Episode 1
Épisode 2
Épisode 3
Épisode 4
Épisode 5
Épisode 6
Épisode 7
Épisode 8
Épisode 9
Épisode 10 : Où on découvre que Dieu est descendu d'un étage.
Qui a bourlingué sur toutes les mers du globe connait la force de la pensée contemplative. Les yeux grands ouverts sur l'étendu du monde sans limite découvrent sur le reflet d'un détail, la séance privée de tout un cinéma passionnant, et obsédant.
Le Captain Kirk aux commandes de sa nef vagabonde profitait de longues méditations, pour remplir son esprit d'images pieuses et bigotes. Depuis son saint siège, posé comme une cathédrale au carrefour de la rose des sens, il se livrait à l'étude cardinale de ses filiations, depuis la petite graine qui l'avait fait, lui, à celles innombrables qui, de lui avaient essaimé aux quatre coins du monde. Il aimait que le souffle de l'air marin s'engouffre dans ces oreilles, fasse vibrer le sommier de ses rêves ; il aimait durant ces fugues de la concentration, entendre un orgue interprété son organigramme personnel comme une partition, et se délecter de la mélodie de la béatitude.
Dans ces moments là, le Captain Kirk se souvenait d'une scène de naufrage.

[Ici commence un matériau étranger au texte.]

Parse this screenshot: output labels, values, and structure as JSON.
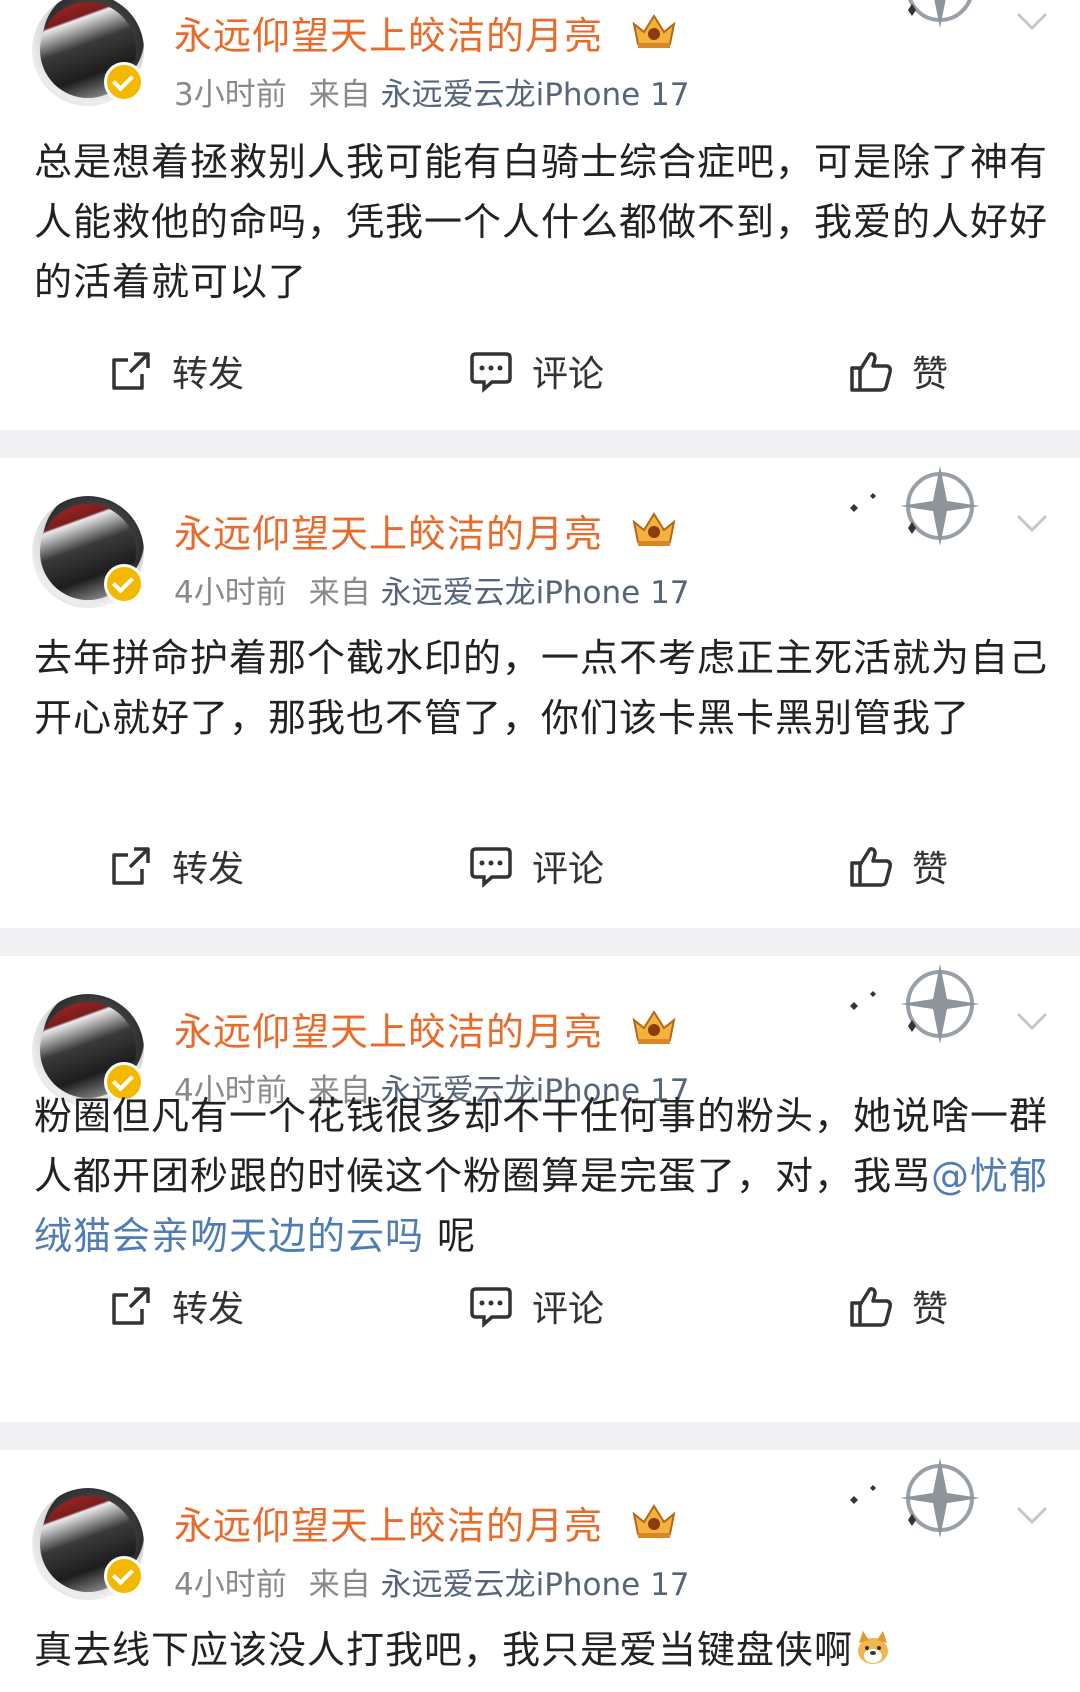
{
  "posts": [
    {
      "author": "永远仰望天上皎洁的月亮",
      "time": "3小时前",
      "from_label": "来自",
      "device": "永远爱云龙iPhone 17",
      "content": "总是想着拯救别人我可能有白骑士综合症吧，可是除了神有人能救他的命吗，凭我一个人什么都做不到，我爱的人好好的活着就可以了"
    },
    {
      "author": "永远仰望天上皎洁的月亮",
      "time": "4小时前",
      "from_label": "来自",
      "device": "永远爱云龙iPhone 17",
      "content": "去年拼命护着那个截水印的，一点不考虑正主死活就为自己开心就好了，那我也不管了，你们该卡黑卡黑别管我了"
    },
    {
      "author": "永远仰望天上皎洁的月亮",
      "time": "4小时前",
      "from_label": "来自",
      "device": "永远爱云龙iPhone 17",
      "content_before": "粉圈但凡有一个花钱很多却不干任何事的粉头，她说啥一群人都开团秒跟的时候这个粉圈算是完蛋了，对，我骂",
      "mention": "@忧郁绒猫会亲吻天边的云吗",
      "content_after": " 呢"
    },
    {
      "author": "永远仰望天上皎洁的月亮",
      "time": "4小时前",
      "from_label": "来自",
      "device": "永远爱云龙iPhone 17",
      "content": "真去线下应该没人打我吧，我只是爱当键盘侠啊",
      "emoji": "dog-face-emoji"
    }
  ],
  "actions": {
    "repost": "转发",
    "comment": "评论",
    "like": "赞"
  },
  "colors": {
    "author": "#e86b2b",
    "meta": "#8a8a8a",
    "device": "#56657c",
    "mention": "#4f7cb3",
    "separator": "#f1f1f3",
    "verified": "#f5b800"
  }
}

Un capitaine, l'air terrible, borgne avec une jambe de bois criait sur le pont en brandissant un sabre : "les femmes et les enfants d'abord !" Le marin était ensuite affalé dans une chaloupe où des hommes sales, épuisés - curieusement que des hommes - étaient entassés. L'officier parlait d'une voix rocailleuse, vulgaire, ordonnait, pestait, humiliait. Il rationnait l'eau, les vivres, jetait à la mer les malades comme les récalcitrants. La rumeur emplie des plaintes et des souffrances de l'équipage grondait, puis cessait d'un coup après un cri, après un éclat de ce capitaine. Le brouhaha laissait alors place à une mélopée qui accompagnait les efforts des hommes à leur poste de travail. "Le capitaine est le seul maître à bord après Dieu", était ahané en cadence par le chœur résigné de la chaloupe. La suite n'était qu'actes de bravoure pour parer aux pièges de l'océan, baroudes pour contrer les abordages de ceux qui tiennent un couteau entre les dents, résistances au désir pour ne pas succomber à la présence de riens ou, à l'absence de tout.

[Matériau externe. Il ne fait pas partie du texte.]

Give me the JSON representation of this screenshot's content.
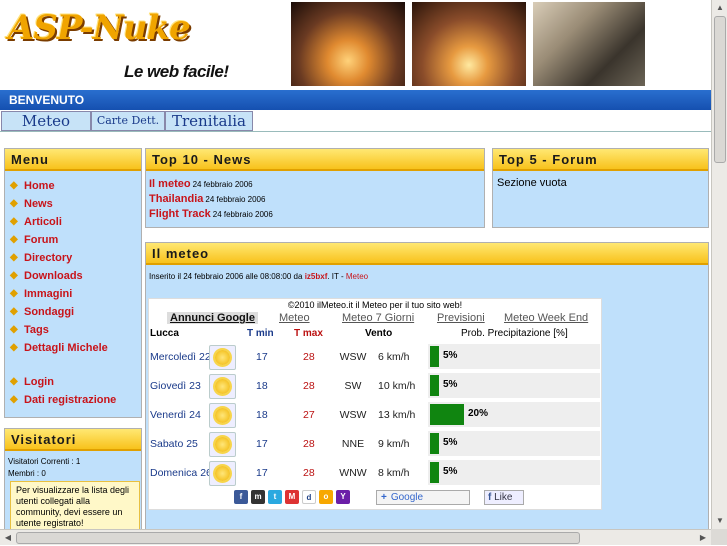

Le Captain Kirk aimait à se souvenir de ses images d'Épinal. Il mesurait ainsi le chemin parcouru. Il se rassérénait dans l'idée des progrès que son Humanité avait accomplis. La version moderne du Captain Kirk lui apparaissait tellement plus digne, plus mature, plus aboutie. Les débuts ressemblaient à des enfantillages, forts d'une énergie fascinante, éblouissants de beauté, mais si fragiles et si naïfs à comparer de la situation actuelle.

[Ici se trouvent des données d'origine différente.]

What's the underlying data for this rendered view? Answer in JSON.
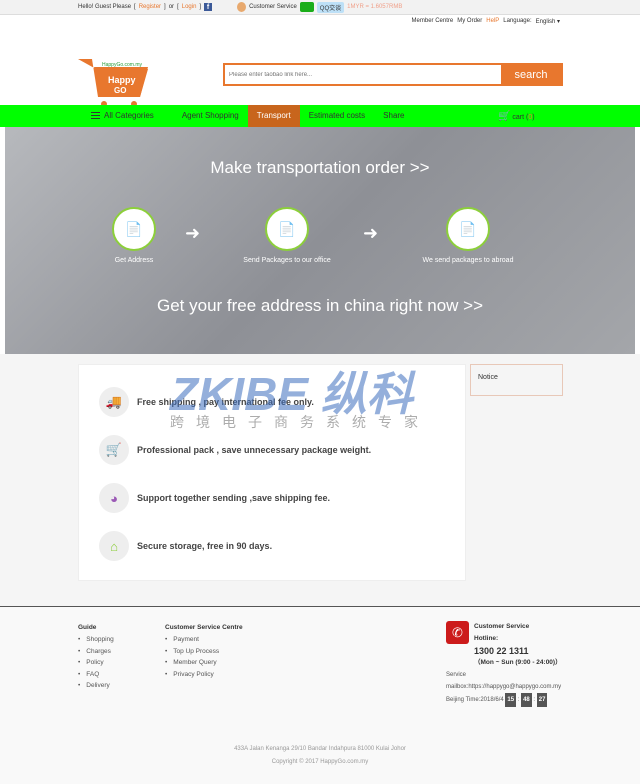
{
  "topbar": {
    "hello": "Hello! Guest Please",
    "register": "Register",
    "or": "or",
    "login": "Login",
    "customer_service": "Customer Service",
    "qq": "QQ交谈",
    "rate": "1MYR = 1.6057RMB"
  },
  "header": {
    "links": [
      "Member Centre",
      "My Order",
      "HelP",
      "Language:",
      "English ▾"
    ],
    "logo_text": "HappyGo.com.my Happy GO",
    "search_placeholder": "Please enter taobao link here...",
    "search_label": "search"
  },
  "nav": {
    "all_categories": "All Categories",
    "items": [
      "Agent Shopping",
      "Transport",
      "Estimated costs",
      "Share"
    ],
    "active": "Transport",
    "cart_label": "cart",
    "cart_count": "0"
  },
  "colors": {
    "accent": "#e8772e",
    "nav": "#00ff00",
    "active": "#c8651c"
  },
  "banner": {
    "title": "Make transportation order >>",
    "steps": [
      "Get Address",
      "Send Packages to our office",
      "We send packages to abroad"
    ],
    "subtitle": "Get your free address in china right now >>"
  },
  "features": [
    "Free shipping , pay international fee only.",
    "Professional pack , save unnecessary package weight.",
    "Support together sending ,save shipping fee.",
    "Secure storage, free in 90 days."
  ],
  "notice": "Notice",
  "watermark": {
    "brand": "ZKIBE纵科®",
    "tagline": "跨境电子商务系统专家"
  },
  "footer": {
    "guide_title": "Guide",
    "guide": [
      "Shopping",
      "Charges",
      "Policy",
      "FAQ",
      "Delivery"
    ],
    "csc_title": "Customer Service Centre",
    "csc": [
      "Payment",
      "Top Up Process",
      "Member Query",
      "Privacy Policy"
    ],
    "cs_title": "Customer Service",
    "hotline_label": "Hotline:",
    "hotline": "1300 22 1311",
    "hours": "（Mon ~ Sun (9:00 - 24:00)）",
    "mailbox_label": "Service",
    "mailbox": "mailbox:https://happygo@happygo.com.my",
    "time_label": "Beijing Time:2018/6/4",
    "hh": "15",
    "mm": "48",
    "ss": "27",
    "address": "433A Jalan Kenanga 29/10 Bandar Indahpura 81000 Kulai Johor",
    "copyright": "Copyright © 2017 HappyGo.com.my"
  }
}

Le Captain Kirk se sentait aujourd'hui seul maitre à bord après personne, et surtout il pouvait l'afficher devant tout le monde. Il était passé devant Dieu, un dieu convalescent qu'on avait annoncé mort à plusieurs reprises, et qui cherchait à se refaire une santé auprès des hommes et des femmes d'équipage.
A suivre...
La suite dans quelques heures, quelques jours, quelques mois ou jamais.
A venir l'épisode 11 : Où on arrive enfin presqu'à destination.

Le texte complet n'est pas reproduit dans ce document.